On transparency, he explains: “At present an issuer can substitute one underlying asset with another without informing investors, even though it can completely change the risk profile of the transaction. Blockchain will resolve that by documenting every change.”
In addition, in instances where there are dozens of assets underlying a single certificate, he predicts that the technology will show investors in real time which ones are underperforming.
The Islamic fintech environment
To achieve ambitious expansion plans, young Islamic fintech firms require a supportive business environment. Incubators are springing up in the Middle East[4] and Malaysia is home to more than 200 fintech startups given its strong public support of the digital economy.[5]
Harmonising regulation between countries is an important step. When US-headquartered Wahed Invest first entered Malaysia “the whole concept of sharia-compliant robo-advisory was very new,” Mr Parviz recalls. “So, the regulators had to issue us with a new type of licence altogether.”

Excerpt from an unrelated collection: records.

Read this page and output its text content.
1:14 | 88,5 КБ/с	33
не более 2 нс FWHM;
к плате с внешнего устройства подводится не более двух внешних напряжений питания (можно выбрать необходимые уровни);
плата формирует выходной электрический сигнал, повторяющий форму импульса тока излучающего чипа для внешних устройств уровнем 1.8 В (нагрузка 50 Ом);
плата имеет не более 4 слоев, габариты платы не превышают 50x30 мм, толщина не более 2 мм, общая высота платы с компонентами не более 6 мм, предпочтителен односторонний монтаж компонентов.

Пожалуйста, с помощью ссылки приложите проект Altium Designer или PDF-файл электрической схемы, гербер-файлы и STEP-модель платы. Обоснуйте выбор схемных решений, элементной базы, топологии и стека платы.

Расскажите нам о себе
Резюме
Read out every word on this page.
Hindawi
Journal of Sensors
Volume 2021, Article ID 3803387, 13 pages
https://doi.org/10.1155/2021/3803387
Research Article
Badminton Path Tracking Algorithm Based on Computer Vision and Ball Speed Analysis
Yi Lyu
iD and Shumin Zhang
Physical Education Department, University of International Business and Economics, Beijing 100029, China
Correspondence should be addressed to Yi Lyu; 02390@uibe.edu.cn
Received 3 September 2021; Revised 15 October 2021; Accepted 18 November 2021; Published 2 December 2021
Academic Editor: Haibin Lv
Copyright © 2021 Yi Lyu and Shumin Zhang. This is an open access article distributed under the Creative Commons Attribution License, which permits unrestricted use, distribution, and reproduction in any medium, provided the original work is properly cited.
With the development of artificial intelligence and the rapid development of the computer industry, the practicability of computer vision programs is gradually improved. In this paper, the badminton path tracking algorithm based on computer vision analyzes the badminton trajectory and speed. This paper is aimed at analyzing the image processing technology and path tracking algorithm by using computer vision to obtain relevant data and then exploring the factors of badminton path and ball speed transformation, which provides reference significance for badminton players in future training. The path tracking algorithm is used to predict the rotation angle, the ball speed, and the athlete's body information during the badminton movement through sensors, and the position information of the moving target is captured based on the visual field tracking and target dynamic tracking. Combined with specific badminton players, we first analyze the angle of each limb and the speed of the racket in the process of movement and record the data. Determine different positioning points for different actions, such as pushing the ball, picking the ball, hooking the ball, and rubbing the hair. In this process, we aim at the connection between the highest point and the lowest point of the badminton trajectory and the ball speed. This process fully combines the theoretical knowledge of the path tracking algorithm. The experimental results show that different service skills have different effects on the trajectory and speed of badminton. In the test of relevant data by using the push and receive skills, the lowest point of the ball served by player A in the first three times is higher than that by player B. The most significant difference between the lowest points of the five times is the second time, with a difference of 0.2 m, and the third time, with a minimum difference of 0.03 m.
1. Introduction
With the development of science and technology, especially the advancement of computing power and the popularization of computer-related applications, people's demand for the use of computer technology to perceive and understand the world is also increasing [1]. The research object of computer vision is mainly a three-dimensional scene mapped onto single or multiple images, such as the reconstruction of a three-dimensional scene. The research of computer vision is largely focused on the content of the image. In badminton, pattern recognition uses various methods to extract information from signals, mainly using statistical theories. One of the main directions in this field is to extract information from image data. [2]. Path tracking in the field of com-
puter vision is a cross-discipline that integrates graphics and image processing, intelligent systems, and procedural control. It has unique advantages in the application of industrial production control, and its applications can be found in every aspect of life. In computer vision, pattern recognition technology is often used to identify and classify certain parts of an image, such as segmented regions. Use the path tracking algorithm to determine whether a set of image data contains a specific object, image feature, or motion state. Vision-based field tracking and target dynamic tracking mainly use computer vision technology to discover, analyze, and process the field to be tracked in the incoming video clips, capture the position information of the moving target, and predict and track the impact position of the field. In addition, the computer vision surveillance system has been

Investment, however, is only trickling into sharia-compliant fintech. “There are still very few venture capital and private equity firms that are actively looking at investing in this space because it’s new and they’re waiting to see who’s going to develop the market,” says Mr Khan of Yielders.

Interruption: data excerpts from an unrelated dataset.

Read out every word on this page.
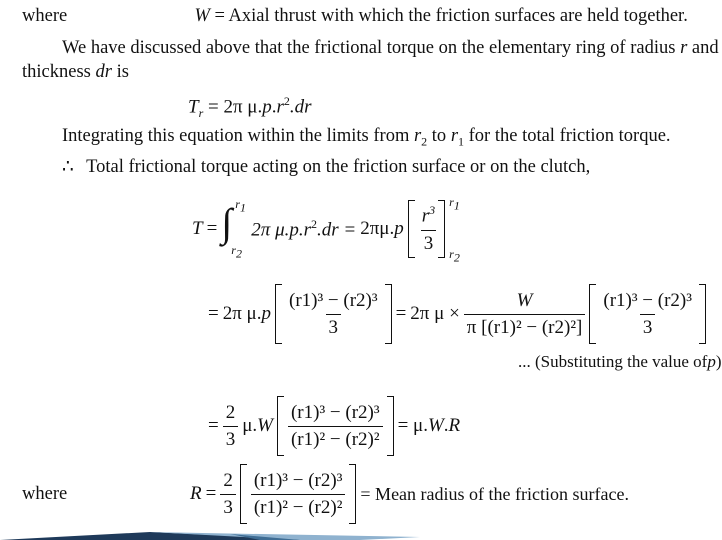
where	W = Axial thrust with which the friction surfaces are held together.
We have discussed above that the frictional torque on the elementary ring of radius r and
thickness dr is
$T_r = 2\pi$ $\mu.p.r^2.dr$
Integrating this equation within the limits from $r_2$ to $r_1$ for the total friction torque.
∴ Total frictional torque acting on the friction surface or on the clutch,
T = ∫ $r_1$
$r_2$
2π $\mu.p.r^2.dr = 2\pi\mu.p \frac{r^3}{3}$
$r_1$
$r_2$
= 2π $\mu.p \frac{\text{(r1)³ − (r2)³}}{3} = 2\pi$ $\mu \times \frac{W}{\text{π [(r1)² − (r2)²]}} \frac{\text{(r1)³ − (r2)³}}{3}$
... (Substituting the value ofp)
= $\frac{2}{3} \mu.W \frac{\text{(r1)³ − (r2)³}}{\text{(r1)² − (r2)²}} = \mu.W.R$
where	$R = \frac{2}{3} \frac{\text{(r1)³ − (r2)³}}{\text{(r1)² − (r2)²}}$ = Mean radius of the friction surface.
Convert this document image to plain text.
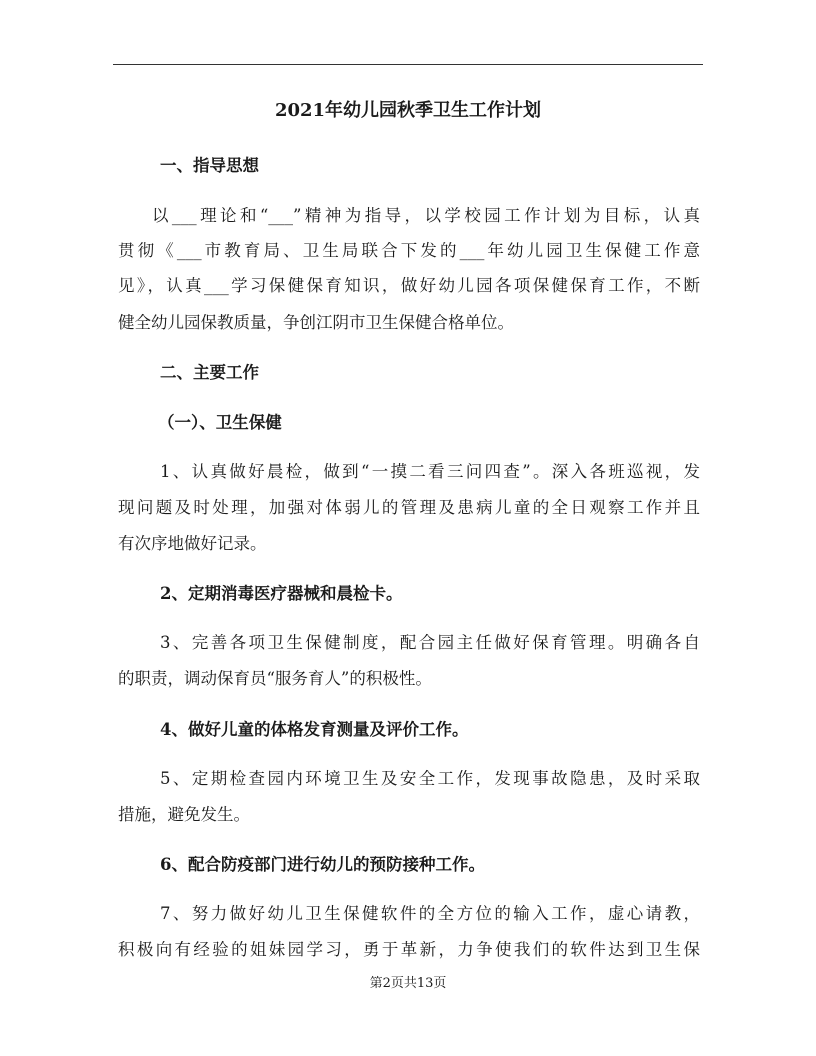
2021年幼儿园秋季卫生工作计划
一、指导思想
以___理论和“___”精神为指导，以学校园工作计划为目标，认真
贯彻《___市教育局、卫生局联合下发的___年幼儿园卫生保健工作意
见》，认真___学习保健保育知识，做好幼儿园各项保健保育工作，不断
健全幼儿园保教质量，争创江阴市卫生保健合格单位。
二、主要工作
（一）、卫生保健
1、认真做好晨检，做到“一摸二看三问四查”。深入各班巡视，发
现问题及时处理，加强对体弱儿的管理及患病儿童的全日观察工作并且
有次序地做好记录。
2、定期消毒医疗器械和晨检卡。
3、完善各项卫生保健制度，配合园主任做好保育管理。明确各自
的职责，调动保育员“服务育人”的积极性。
4、做好儿童的体格发育测量及评价工作。
5、定期检查园内环境卫生及安全工作，发现事故隐患，及时采取
措施，避免发生。
6、配合防疫部门进行幼儿的预防接种工作。
7、努力做好幼儿卫生保健软件的全方位的输入工作，虚心请教，
积极向有经验的姐妹园学习，勇于革新，力争使我们的软件达到卫生保
第2页共13页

“Islamic finance is a US$2trn industry, so for fintech to have a meaningful impact on its growth we need lots of investment, and that is not something we’re really seeing,” Mr Damak echoes.[6] Among the handful of players are US-based private equity group Frost Capital (which invested US$8m in Affinis Labs, a company that builds Islamic business innovation ecosystems) and Wahed Invest’s investors Boston-based Cue Ball Capital and BECO Capital, a Middle Eastern venture capital firm.

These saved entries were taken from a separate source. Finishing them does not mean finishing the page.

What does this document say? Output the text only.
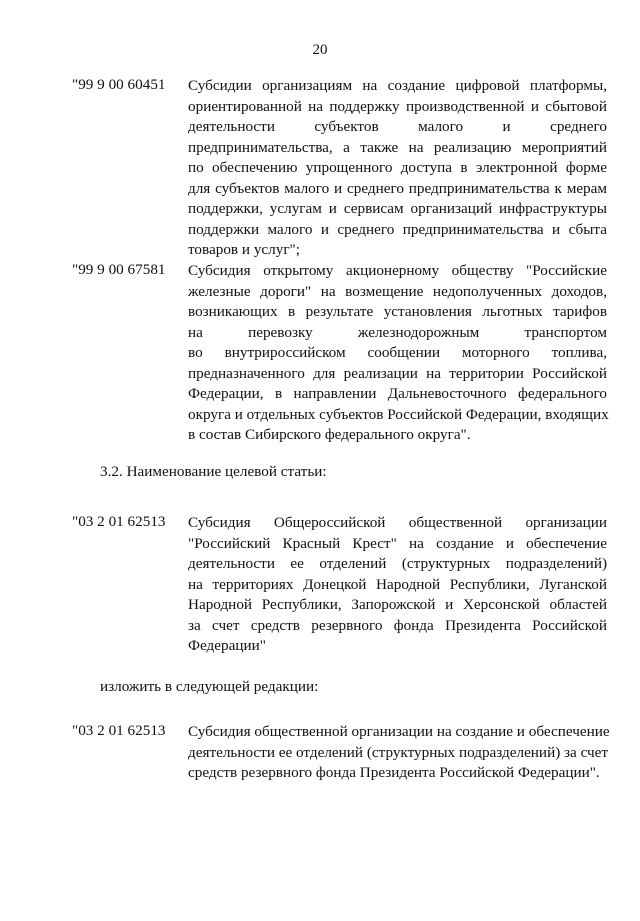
20
"99 9 00 60451 Субсидии организациям на создание цифровой платформы,
ориентированной на поддержку производственной и сбытовой
деятельности субъектов малого и среднего
предпринимательства, а также на реализацию мероприятий
по обеспечению упрощенного доступа в электронной форме
для субъектов малого и среднего предпринимательства к мерам
поддержки, услугам и сервисам организаций инфраструктуры
поддержки малого и среднего предпринимательства и сбыта
товаров и услуг";
"99 9 00 67581 Субсидия открытому акционерному обществу "Российские
железные дороги" на возмещение недополученных доходов,
возникающих в результате установления льготных тарифов
на перевозку железнодорожным транспортом
во внутрироссийском сообщении моторного топлива,
предназначенного для реализации на территории Российской
Федерации, в направлении Дальневосточного федерального
округа и отдельных субъектов Российской Федерации, входящих
в состав Сибирского федерального округа".
3.2. Наименование целевой статьи:
"03 2 01 62513 Субсидия Общероссийской общественной организации
"Российский Красный Крест" на создание и обеспечение
деятельности ее отделений (структурных подразделений)
на территориях Донецкой Народной Республики, Луганской
Народной Республики, Запорожской и Херсонской областей
за счет средств резервного фонда Президента Российской
Федерации"
изложить в следующей редакции:
"03 2 01 62513 Субсидия общественной организации на создание и обеспечение
деятельности ее отделений (структурных подразделений) за счет
средств резервного фонда Президента Российской Федерации".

Widening the consumer base
In places where Islamic fintech vies with conventional alternatives, startups will have to compete on more than their religious credentials. “Sharia compliance will help them attract a certain percentage of their market,” Mr Damak explains. “But the biggest portion will be people who would have a preference for Islamic products but go for conventional alternatives if they are cheaper [or offer higher returns].”
When it comes to portfolio investment, “[sharia-compliant models] perform quite competitively as compared to the broader market,” argues Wahed Invest’s Mr Parviz.[7], [8] This allows Islamic fintechs to “actually attract some folks who are just interested in the ethical aspects of it,” he says.
In the UK, the competitive savings rates offered by brick-and-mortar Islamic banks have attracted a host of non-religious depositors.[9] Yet in general they lack their competitors’ economies of scale. High prices for products such as mortgages drive many consumers towards conventional alternatives. If advanced technologies can help to reduce costs, Islamic fintechs might win them over.
More importantly, Mr Khan warns that “many of the newer fintechs need to be careful about how they’re pitching themselves—not to make the same mistakes as traditional financial institutions by focusing [only] on that core Islamic market.”
His solution is to pitch to a wider market. Yielders does not actively promote its Islamic credentials. Almost a quarter of its investors are non-Muslims, a share which Mr Khan wants to grow to more than two-thirds. “I didn’t want people to come to us just because we were sharia-based,” he says. “I wanted people to come to the platform firstly because of the returns that we offered.”
Deploying sharia-compliant financial solutions through digital channels could drive the next wave of growth for Islamic finance. Islamic fintech is poised to deliver financial services sought by a young, middle-class Muslim community that has largely been ignored as well as those seeking ethical financial solutions at the speed and cost of modern finance.